Bu Dini mengangkat wadah-wadah Tupperware kotor ke dapur. Wati sedang menggulung daun pisang bekas makan ibu-ibu barusan. Tadi, tak lama setelah acara makan siang di mulai, semakin banyak tamu yang berdatangan. Orang yang terakhir datang adalah Bu Elis. Ia membayar semua hutangnya dan meminta maaf karena dua kali menunggak arisan. Ia tengah sibuk merintis kembali bisnis pakaiannya. Itu sebabnya ia kini jarang ikut senam. Waktunya habis untuk mengurusi dagangannya, dan anak semata wayangnya. Ia kini menyewa sebuah kios di pasar untuk menjual baju-baju dagangannya.

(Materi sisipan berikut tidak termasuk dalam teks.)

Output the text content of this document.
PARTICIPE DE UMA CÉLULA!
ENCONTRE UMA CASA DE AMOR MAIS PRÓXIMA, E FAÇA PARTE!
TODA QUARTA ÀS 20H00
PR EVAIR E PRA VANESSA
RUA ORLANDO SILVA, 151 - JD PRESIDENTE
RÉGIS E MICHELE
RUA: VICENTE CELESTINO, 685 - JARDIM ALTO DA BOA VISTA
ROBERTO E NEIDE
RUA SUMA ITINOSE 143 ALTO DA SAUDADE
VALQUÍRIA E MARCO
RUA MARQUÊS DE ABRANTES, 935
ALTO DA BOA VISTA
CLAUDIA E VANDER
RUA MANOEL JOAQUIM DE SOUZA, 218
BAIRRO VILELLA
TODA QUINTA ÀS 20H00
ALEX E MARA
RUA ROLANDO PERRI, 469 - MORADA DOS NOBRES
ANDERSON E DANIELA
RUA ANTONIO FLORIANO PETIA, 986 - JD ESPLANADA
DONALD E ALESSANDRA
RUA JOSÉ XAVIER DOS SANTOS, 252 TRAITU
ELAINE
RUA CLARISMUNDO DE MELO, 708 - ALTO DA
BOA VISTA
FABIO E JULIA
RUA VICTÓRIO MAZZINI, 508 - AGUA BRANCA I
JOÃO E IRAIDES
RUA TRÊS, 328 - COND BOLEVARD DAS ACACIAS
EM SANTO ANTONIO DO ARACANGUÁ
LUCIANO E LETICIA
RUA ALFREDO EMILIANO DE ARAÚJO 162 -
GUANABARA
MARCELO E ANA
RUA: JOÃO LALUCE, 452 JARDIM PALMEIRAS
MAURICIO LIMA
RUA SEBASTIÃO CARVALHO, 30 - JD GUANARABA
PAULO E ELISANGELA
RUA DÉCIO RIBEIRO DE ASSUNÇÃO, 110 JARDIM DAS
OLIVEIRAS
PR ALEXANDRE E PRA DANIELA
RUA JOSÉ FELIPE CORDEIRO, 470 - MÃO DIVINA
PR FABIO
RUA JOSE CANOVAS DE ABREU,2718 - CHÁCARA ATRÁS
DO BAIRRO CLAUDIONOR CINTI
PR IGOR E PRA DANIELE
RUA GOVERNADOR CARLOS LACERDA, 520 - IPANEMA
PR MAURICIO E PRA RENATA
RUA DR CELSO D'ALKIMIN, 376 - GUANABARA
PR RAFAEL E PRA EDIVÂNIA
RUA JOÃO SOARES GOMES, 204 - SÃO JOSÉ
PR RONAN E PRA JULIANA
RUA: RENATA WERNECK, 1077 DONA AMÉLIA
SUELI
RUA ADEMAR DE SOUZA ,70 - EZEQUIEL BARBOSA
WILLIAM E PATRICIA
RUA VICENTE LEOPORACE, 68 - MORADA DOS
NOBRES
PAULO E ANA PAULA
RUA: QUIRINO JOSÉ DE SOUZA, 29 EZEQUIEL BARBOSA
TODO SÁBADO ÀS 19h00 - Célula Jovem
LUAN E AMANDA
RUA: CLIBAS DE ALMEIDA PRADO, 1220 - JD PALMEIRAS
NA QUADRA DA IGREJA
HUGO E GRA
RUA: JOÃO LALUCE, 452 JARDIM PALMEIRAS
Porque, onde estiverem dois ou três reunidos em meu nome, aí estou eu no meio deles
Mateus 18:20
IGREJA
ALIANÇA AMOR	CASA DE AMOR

“Pasti hasil memeras suaminya tuh,” Bu Dini sempat mendengar Bu Sulis dan Bu Meta berbisik-bisik.
Bu Dini menggeleng sedih, teringat perkataan kedua orang tadi. Ia sungguh tak habis pikir, mengapa ada orang yang begitu senang berburuk sangka pada orang lain? Dan yang diburuksangkakan adalah hal yang sama sekali bukan urusannya.
Bu Dini beranjak untuk membereskan gelas-gelas air mineral yang sudah kosong. Dilihatnya Wati memasukkan gulungan daun pisang ke dalam trash bag, menyatukannya dengan sampah-sampah lain. Wajahnya terlihat murung.

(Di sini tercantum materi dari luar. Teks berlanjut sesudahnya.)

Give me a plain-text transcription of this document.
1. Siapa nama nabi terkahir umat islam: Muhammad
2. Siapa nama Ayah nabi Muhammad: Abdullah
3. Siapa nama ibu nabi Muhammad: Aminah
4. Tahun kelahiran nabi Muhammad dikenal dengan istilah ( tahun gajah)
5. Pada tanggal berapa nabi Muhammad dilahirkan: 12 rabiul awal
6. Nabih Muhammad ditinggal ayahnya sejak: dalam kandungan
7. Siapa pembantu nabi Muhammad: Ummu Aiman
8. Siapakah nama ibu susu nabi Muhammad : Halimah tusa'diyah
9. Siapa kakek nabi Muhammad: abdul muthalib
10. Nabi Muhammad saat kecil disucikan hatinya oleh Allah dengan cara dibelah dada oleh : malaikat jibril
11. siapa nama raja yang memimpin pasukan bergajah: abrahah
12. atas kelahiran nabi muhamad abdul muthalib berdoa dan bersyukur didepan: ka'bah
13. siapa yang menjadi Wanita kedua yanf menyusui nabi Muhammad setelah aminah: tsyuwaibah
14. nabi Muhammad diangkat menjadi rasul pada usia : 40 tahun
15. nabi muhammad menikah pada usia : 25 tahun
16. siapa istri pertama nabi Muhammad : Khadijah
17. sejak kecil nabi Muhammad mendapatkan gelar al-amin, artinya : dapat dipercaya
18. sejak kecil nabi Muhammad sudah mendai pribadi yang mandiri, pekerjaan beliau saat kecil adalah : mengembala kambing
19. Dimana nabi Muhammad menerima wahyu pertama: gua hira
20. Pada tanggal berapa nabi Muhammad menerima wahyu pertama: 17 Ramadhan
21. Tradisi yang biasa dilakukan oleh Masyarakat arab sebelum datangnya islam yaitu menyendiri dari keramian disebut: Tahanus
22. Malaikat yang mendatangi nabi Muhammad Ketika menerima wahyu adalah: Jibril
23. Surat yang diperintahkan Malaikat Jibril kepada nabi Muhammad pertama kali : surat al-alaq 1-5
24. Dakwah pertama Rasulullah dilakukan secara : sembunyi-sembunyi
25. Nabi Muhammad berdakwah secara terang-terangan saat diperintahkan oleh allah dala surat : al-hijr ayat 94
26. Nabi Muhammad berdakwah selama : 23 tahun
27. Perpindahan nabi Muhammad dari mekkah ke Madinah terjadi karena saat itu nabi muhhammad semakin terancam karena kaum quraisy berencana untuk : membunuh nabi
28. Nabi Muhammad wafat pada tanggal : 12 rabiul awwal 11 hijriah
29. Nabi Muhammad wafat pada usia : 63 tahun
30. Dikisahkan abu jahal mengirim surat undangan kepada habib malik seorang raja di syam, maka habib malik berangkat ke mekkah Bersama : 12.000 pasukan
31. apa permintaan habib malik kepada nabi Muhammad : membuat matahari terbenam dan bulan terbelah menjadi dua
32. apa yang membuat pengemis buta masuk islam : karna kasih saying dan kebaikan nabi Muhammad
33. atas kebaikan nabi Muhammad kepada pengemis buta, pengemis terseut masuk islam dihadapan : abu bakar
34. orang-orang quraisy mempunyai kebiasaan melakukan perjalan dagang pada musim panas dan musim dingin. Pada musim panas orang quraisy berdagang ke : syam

“Kamu kenapa, Wati?” Tanya Bu Dini. “Lapar? Makan dulu sana.”
Wati menggeleng. “Saya teh sedang sedih Bu.”
“Sedih kenapa?”
Wati diam sebentar. Ia menatap Bu Dini sesaat, lalu kembali memusatkan perhatiannya pada trash bag. “Itu, Bu. Teman Ibu yang tadi pakai kerudung merah itu, yang pakai kaca mata hitam ditaruh di jidat. Siapa sih itu Bu? Saya teh meuni kesel, kalau dengar dia bicara.”
“Ooh, Bu Meta? Memangnya kenapa?”
“Tadi saya dengar, dia bisik-bisik sama temannya. Dia bilang, orang kaya seperti Bu Dini kok ngasih suguhannya seperti ini. Nasi liwet, ikan asin. Pelit banget.”
“Oh ya?” Tanya Bu Dini. Alisnya terangkat.
Wati mengangguk sedih. “Padahal, harusnya apapun yang disuguhin sama tuan rumah, harusnya berterima kasih ya Bu. Makanan sebanyak ini, masa masih dibilang pelit? Apa semua orang kota seperti itu Bu?”
“Ya nggak juga, Wati. Kamu lihat kan tadi, Bu Ningsih, Bu Lela, dan yang lainnya. Masih banyak kok ibu-ibu yang baik. Lagian maksud saya bikin nasi liwet itu kan karena bisa dinikmati sambil ngeriung, biar lebih akrab begitu. Tapi ya…mungkin memang kurang cocok untuk ibu-ibu ini.”
“Ah enggak Bu, saya lihat tadi ibu-ibu yang lain enak banget makannya. Malahan pada nambah. Bu siapa itu tadi, Bu? Bu Meta? Dia juga lahap banget makannya. Cuma sayang aja, nggg…” Wati tidak meneruskan kata-katanya.
“Sayang kenapa?”
“Anu Bu… Mulutnya jahat,” jawab Wati pelan.
Bu Dini tersenyum. Ia masih mengingat jelas kata-kata Bu Meta tadi: setidaknya kita jadi tahu, dengan orang yang bagaimana kita bergaul?